The Cost of Scholarship to Non-Elite Law Schools

I've been resisting the temptation to get into the discussion lighting up the legal academic blogs these days: responses to Brian Tamanaha's post on why non-elite schools (I'm guessing that's what US News calls the third and fourth tier, though perhaps that includes some schools in US News' top 100) should avoid interdisciplinary studies. Mary's been talking about the value of interdisciplinary work for a long time. There's a ton to be said here and I hope to talk about applied legal history at some point, though that'll have to wait for another visit since my time is drawing to a close. But right now I don't want to get wrapped into a debate over the value of interdisciplinary work.

Tamanaha's debate has crystalized, it seems to me, into a discussion of the cost of faculty who write scholarship, be it traditional or interdisciplinary. Tamanaha's moved in the direction of discussion of costs of faculty another recent post. It's important to ask what causes the high cost of legal education. It's easy to blame the faculty for them. I want to address a piece of the cost, which I have not yet seen anyone else mention.

One way to run a law school is to do away with the writing component of the job and ask faculty to teach more. And that might make a lot of sense for third and fourth tier law schools. (And I suspect that some third and fourth tier schools already have such a model--at least I suspect that some of those schools' faculty routinely teach more than four courses a year, which is the standard load in law schools these days.) You might think of this as the community college model of running a law school--a faculty of talented, smart, dedicated, excellent teachers.

How much would eliminating writing as a component of the law school faculty duties save our students? Well, there are a bunch of ways of thinking through this.
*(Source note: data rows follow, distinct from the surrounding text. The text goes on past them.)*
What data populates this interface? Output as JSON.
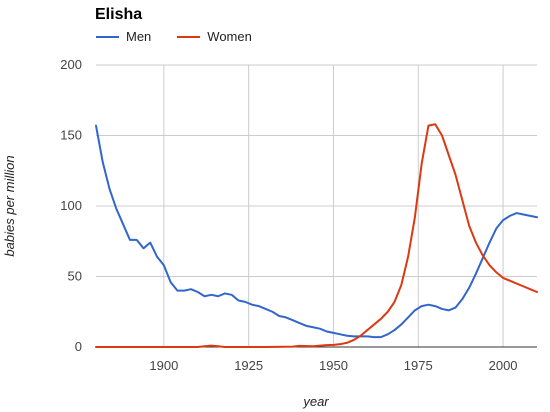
{
  "chart_data": {
    "type": "line",
    "title": "Elisha",
    "xlabel": "year",
    "ylabel": "babies per million",
    "xlim": [
      1880,
      2010
    ],
    "ylim": [
      0,
      200
    ],
    "x_ticks": [
      1900,
      1925,
      1950,
      1975,
      2000
    ],
    "y_ticks": [
      0,
      50,
      100,
      150,
      200
    ],
    "grid": true,
    "legend_position": "top-left",
    "series": [
      {
        "name": "Men",
        "color": "#3366cc",
        "points": [
          [
            1880,
            157
          ],
          [
            1882,
            131
          ],
          [
            1884,
            112
          ],
          [
            1886,
            98
          ],
          [
            1888,
            87
          ],
          [
            1890,
            76
          ],
          [
            1892,
            76
          ],
          [
            1894,
            70
          ],
          [
            1896,
            74
          ],
          [
            1898,
            64
          ],
          [
            1900,
            58
          ],
          [
            1902,
            46
          ],
          [
            1904,
            40
          ],
          [
            1906,
            40
          ],
          [
            1908,
            41
          ],
          [
            1910,
            39
          ],
          [
            1912,
            36
          ],
          [
            1914,
            37
          ],
          [
            1916,
            36
          ],
          [
            1918,
            38
          ],
          [
            1920,
            37
          ],
          [
            1922,
            33
          ],
          [
            1924,
            32
          ],
          [
            1926,
            30
          ],
          [
            1928,
            29
          ],
          [
            1930,
            27
          ],
          [
            1932,
            25
          ],
          [
            1934,
            22
          ],
          [
            1936,
            21
          ],
          [
            1938,
            19
          ],
          [
            1940,
            17
          ],
          [
            1942,
            15
          ],
          [
            1944,
            14
          ],
          [
            1946,
            13
          ],
          [
            1948,
            11
          ],
          [
            1950,
            10
          ],
          [
            1952,
            9
          ],
          [
            1954,
            8
          ],
          [
            1956,
            7.5
          ],
          [
            1958,
            7.5
          ],
          [
            1960,
            7.5
          ],
          [
            1962,
            7
          ],
          [
            1964,
            7
          ],
          [
            1966,
            9
          ],
          [
            1968,
            12
          ],
          [
            1970,
            16
          ],
          [
            1972,
            21
          ],
          [
            1974,
            26
          ],
          [
            1976,
            29
          ],
          [
            1978,
            30
          ],
          [
            1980,
            29
          ],
          [
            1982,
            27
          ],
          [
            1984,
            26
          ],
          [
            1986,
            28
          ],
          [
            1988,
            34
          ],
          [
            1990,
            42
          ],
          [
            1992,
            52
          ],
          [
            1994,
            63
          ],
          [
            1996,
            74
          ],
          [
            1998,
            84
          ],
          [
            2000,
            90
          ],
          [
            2002,
            93
          ],
          [
            2004,
            95
          ],
          [
            2006,
            94
          ],
          [
            2008,
            93
          ],
          [
            2010,
            92
          ]
        ]
      },
      {
        "name": "Women",
        "color": "#dc3912",
        "points": [
          [
            1880,
            0
          ],
          [
            1890,
            0
          ],
          [
            1900,
            0
          ],
          [
            1910,
            0
          ],
          [
            1912,
            0.5
          ],
          [
            1914,
            1
          ],
          [
            1916,
            0.5
          ],
          [
            1918,
            0
          ],
          [
            1930,
            0
          ],
          [
            1938,
            0.3
          ],
          [
            1940,
            0.8
          ],
          [
            1944,
            0.5
          ],
          [
            1946,
            1
          ],
          [
            1948,
            1.3
          ],
          [
            1950,
            1.5
          ],
          [
            1952,
            2
          ],
          [
            1954,
            3
          ],
          [
            1956,
            5
          ],
          [
            1958,
            8
          ],
          [
            1960,
            12
          ],
          [
            1962,
            16
          ],
          [
            1964,
            20
          ],
          [
            1966,
            25
          ],
          [
            1968,
            32
          ],
          [
            1970,
            44
          ],
          [
            1972,
            64
          ],
          [
            1974,
            92
          ],
          [
            1976,
            130
          ],
          [
            1978,
            157
          ],
          [
            1980,
            158
          ],
          [
            1982,
            150
          ],
          [
            1984,
            136
          ],
          [
            1986,
            122
          ],
          [
            1988,
            104
          ],
          [
            1990,
            86
          ],
          [
            1992,
            74
          ],
          [
            1994,
            65
          ],
          [
            1996,
            58
          ],
          [
            1998,
            53
          ],
          [
            2000,
            49
          ],
          [
            2002,
            47
          ],
          [
            2004,
            45
          ],
          [
            2006,
            43
          ],
          [
            2008,
            41
          ],
          [
            2010,
            39
          ]
        ]
      }
    ]
  }
}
One way is to ask how much we pay faculty and how much we would save if we eliminated those obligations.

So, take a hypothetical fourth tier law school with 21 faculty. Each faculty members costs $110,000 per year and teach 12 hours a year. Then increase their teaching load to 18 hours a year (a three-three load.) That increase by 50% in the teaching load would allow us to reduce the faculty to 14, for a savings of $770,000 per year. If all of that savings were passed on to student body of 630, that's a savings of $1222 per student. That is perhaps not the earth-shaking transformation in legal education (or the cost of it) that we might hope for. Yet, this might very well be something some schools want to do and it's a choice some students might opt for as well.
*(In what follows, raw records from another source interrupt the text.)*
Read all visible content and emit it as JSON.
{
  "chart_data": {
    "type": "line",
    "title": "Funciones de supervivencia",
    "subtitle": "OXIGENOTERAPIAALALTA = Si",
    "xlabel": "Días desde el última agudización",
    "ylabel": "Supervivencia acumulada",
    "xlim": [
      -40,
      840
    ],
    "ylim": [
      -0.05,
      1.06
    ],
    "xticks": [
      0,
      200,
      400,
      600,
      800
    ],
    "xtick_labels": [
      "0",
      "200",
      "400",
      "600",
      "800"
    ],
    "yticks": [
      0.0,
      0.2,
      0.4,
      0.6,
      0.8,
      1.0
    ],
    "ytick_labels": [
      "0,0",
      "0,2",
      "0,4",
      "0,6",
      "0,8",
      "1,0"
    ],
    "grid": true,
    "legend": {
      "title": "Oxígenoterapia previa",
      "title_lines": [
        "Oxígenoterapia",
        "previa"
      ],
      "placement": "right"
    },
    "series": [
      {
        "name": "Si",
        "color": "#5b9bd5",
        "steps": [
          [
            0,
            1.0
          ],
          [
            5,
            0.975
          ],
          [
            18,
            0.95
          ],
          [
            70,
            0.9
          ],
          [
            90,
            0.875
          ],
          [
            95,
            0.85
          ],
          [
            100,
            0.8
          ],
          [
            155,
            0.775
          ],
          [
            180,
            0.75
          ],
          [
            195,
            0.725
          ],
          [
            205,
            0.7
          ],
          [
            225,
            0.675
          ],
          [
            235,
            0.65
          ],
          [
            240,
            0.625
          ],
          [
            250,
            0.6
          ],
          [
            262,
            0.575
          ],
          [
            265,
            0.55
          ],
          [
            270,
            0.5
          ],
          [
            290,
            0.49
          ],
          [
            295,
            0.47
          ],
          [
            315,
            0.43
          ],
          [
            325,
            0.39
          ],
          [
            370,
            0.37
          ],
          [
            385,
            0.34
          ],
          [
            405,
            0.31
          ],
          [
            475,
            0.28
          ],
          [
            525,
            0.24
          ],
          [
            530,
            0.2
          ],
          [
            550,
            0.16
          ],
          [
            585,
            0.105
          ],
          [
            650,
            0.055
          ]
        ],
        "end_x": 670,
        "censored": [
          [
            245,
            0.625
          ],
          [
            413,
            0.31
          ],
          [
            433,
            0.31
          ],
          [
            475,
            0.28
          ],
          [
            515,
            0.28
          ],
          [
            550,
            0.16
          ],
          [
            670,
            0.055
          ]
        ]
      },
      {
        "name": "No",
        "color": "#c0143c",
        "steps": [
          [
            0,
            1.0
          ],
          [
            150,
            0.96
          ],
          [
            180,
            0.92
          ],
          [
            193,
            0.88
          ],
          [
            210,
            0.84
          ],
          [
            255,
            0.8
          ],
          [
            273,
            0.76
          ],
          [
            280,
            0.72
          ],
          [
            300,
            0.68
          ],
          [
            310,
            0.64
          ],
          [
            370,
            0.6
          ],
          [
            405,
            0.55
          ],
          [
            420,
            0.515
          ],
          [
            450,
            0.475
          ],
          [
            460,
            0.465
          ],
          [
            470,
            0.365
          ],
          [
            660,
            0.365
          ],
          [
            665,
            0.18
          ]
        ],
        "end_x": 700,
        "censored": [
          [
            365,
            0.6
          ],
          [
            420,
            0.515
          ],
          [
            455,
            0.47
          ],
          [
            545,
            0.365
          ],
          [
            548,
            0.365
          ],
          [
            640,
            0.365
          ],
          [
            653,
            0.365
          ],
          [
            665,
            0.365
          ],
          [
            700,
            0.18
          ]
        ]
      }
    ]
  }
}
There's a lot that can and ought to be said for faculty scholarship; this is just a rough attempt to get a handle on the immediate financial costs to the law school.
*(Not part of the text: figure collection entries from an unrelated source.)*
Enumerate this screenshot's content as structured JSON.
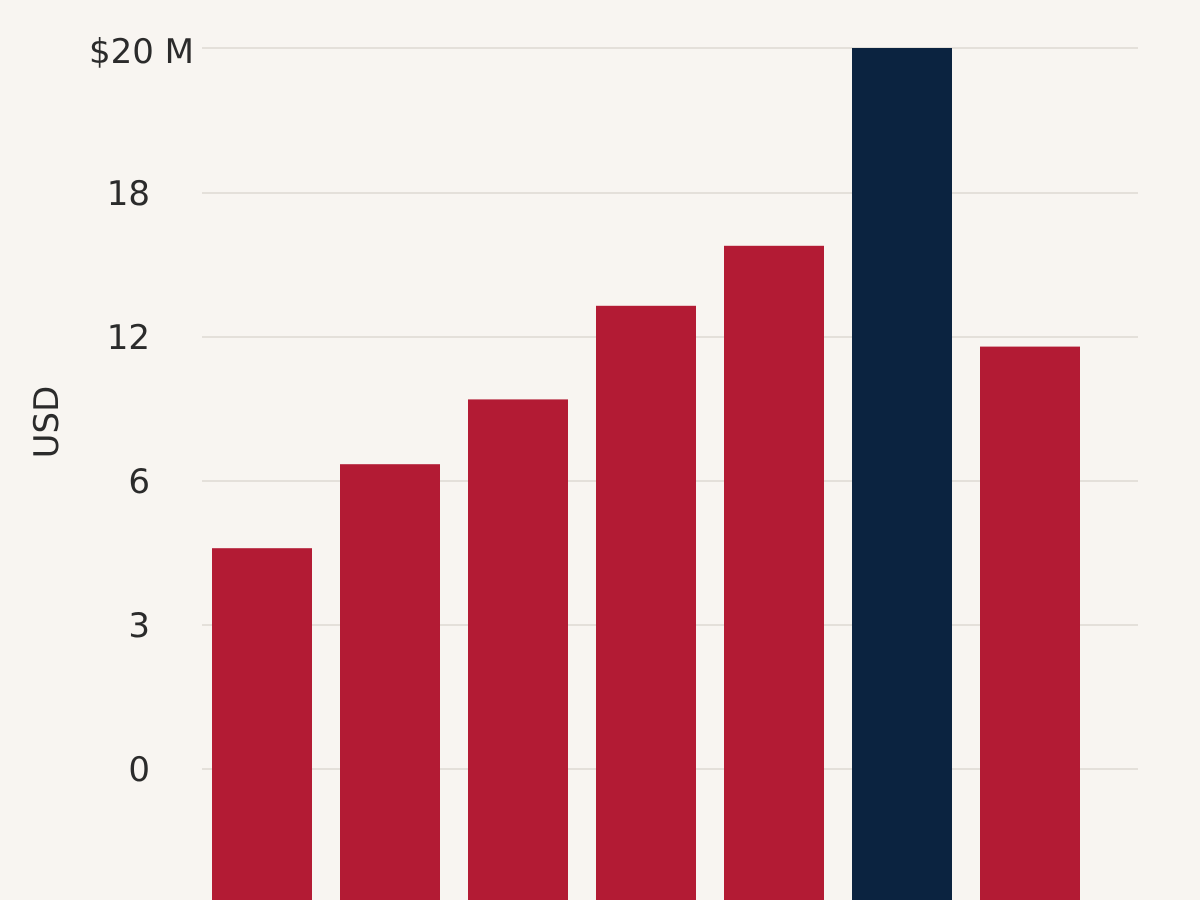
{
  "chart_data": {
    "type": "bar",
    "title": "",
    "xlabel": "",
    "ylabel": "USD",
    "grid": true,
    "y_ticks": [
      {
        "label": "0",
        "value": 0
      },
      {
        "label": "3",
        "value": 3
      },
      {
        "label": "6",
        "value": 6
      },
      {
        "label": "12",
        "value": 12
      },
      {
        "label": "18",
        "value": 18
      },
      {
        "label": "$20 M",
        "value": 20
      }
    ],
    "series": [
      {
        "values": [
          4.6,
          6.7,
          9.4,
          13.3,
          15.8,
          20.0,
          11.6
        ],
        "colors": [
          "#b31b34",
          "#b31b34",
          "#b31b34",
          "#b31b34",
          "#b31b34",
          "#0b2340",
          "#b31b34"
        ]
      }
    ],
    "colors": {
      "primary": "#b31b34",
      "highlight": "#0b2340",
      "background": "#f8f5f1",
      "grid": "#cfcac4"
    }
  }
}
Perhaps there is more of it already going on than I'm familiar with--but for the moment let's assume that increases in teaching loads beyond 12 hours/year are rare even at fourth tier schools. Why we're not seeing more of this? It would seem to me that there are sufficient opportunities for fourth tier schools to innovate in this direction, if there is a need for this and if it makes sense. In short, I'm wondering, if dropping scholarship is such a great idea, why hasn't it happened yet? I wouldn't imagine that the ABA's accreditation standards (particularly 402) would prevent this change.